Foster shares three classical practices which are "designed to lead us into the Prayer of Rest." The first is solitude. Foster says that "In solitude we voluntarily abstain from our normal patterns of activity and interaction with people for a time in order to discover that our strength and well-being come from God alone." This can be a difficult task for many of us. In our culture, it is difficult for many to sustain themselves without outside stimulus. We are always doing something, entertained by something, checking FB, watching TV, and any number of other things. When everything goes quiet and there is nothing to do, we get very uneasy in the silence and solitude of the moment. This is why its so hard for us to pray, to rest, and to hear from God. I love how Foster describes this discipline as being "gently pressed into the Holy of Holies, were we are sifted in the stillness." I feel that so deeply. I need to expose my heart, mind, and soul to the sifting process of prayer and the work of the Holy Spirit.
The second practice is silencio or the stilling of "creature activities." This is not the silencing of words, but of control of people and situations. Its the ceasing of our striving to make things happen. It can be so hard to rest in a specific situation and not reach out a hand to fix it. This practice teaches us that we don't just rest anxiously, but we wait on the Word of the Lord. We rest in a his voice, we rest in a place of trust and a relational familiarity with who God is and what he's done for us. We have a tendency to rush into situations. Start practicing a holy hesitation. This is a moment where you pause and wait on the Lord to speak first, to give you direction and a word before you jump into something. This is how we develop a lifestyle of resting in the Lord.

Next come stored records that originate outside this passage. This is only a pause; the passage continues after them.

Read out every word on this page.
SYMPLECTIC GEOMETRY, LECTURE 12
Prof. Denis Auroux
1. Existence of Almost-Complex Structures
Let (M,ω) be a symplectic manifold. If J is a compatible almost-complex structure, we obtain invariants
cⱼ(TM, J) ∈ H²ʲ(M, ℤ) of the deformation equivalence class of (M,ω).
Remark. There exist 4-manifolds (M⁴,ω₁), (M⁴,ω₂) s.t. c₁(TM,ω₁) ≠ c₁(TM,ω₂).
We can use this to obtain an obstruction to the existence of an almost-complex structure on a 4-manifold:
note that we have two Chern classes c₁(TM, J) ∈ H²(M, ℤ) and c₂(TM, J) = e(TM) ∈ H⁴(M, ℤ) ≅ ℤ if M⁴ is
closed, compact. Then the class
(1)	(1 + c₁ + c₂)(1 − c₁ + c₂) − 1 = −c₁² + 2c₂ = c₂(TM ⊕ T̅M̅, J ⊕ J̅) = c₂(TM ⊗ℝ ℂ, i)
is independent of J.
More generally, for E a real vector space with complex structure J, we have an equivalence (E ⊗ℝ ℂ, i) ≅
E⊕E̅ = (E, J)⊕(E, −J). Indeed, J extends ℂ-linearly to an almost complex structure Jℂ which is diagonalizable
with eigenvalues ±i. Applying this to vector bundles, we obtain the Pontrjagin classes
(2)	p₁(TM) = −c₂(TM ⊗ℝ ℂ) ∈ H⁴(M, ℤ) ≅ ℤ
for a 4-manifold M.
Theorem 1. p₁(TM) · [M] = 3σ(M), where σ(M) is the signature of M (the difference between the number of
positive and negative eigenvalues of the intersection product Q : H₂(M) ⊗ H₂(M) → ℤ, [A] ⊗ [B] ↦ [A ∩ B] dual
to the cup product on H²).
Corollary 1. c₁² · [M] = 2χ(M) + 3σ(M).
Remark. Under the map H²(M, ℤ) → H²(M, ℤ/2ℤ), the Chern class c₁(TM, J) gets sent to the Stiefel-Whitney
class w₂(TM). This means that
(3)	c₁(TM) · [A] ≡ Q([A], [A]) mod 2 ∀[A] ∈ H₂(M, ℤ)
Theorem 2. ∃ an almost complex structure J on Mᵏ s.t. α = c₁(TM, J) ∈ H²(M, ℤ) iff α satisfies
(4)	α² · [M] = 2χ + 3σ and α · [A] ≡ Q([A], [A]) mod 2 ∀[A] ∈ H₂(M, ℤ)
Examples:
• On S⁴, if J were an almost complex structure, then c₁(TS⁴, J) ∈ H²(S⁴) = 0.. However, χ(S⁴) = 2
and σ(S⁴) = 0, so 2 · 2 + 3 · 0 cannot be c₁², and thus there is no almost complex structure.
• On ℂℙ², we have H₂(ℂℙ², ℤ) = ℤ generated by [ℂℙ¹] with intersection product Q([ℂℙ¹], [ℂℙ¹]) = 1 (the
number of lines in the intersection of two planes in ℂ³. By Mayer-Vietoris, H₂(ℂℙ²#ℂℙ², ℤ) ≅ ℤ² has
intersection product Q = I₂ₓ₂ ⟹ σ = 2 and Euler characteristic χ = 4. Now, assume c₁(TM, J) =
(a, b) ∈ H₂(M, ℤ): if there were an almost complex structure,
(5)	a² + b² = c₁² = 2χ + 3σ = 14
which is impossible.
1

The third practice is that of recollection. Foster says that recollection simply means "focus." Again, this is something that must be cultivated in us. In this time of focus we examine the direction of our lives. We seek further clarification of who we are and what our purpose is. Its a good practice to take a private retreat to do this. Foster recommends at least a 24 hour retreat four times a year with the seasons. The only way for us to really learn this prayer of rest is to practice resting in the Lord. He will be faithful to teach us how to find rest in himself.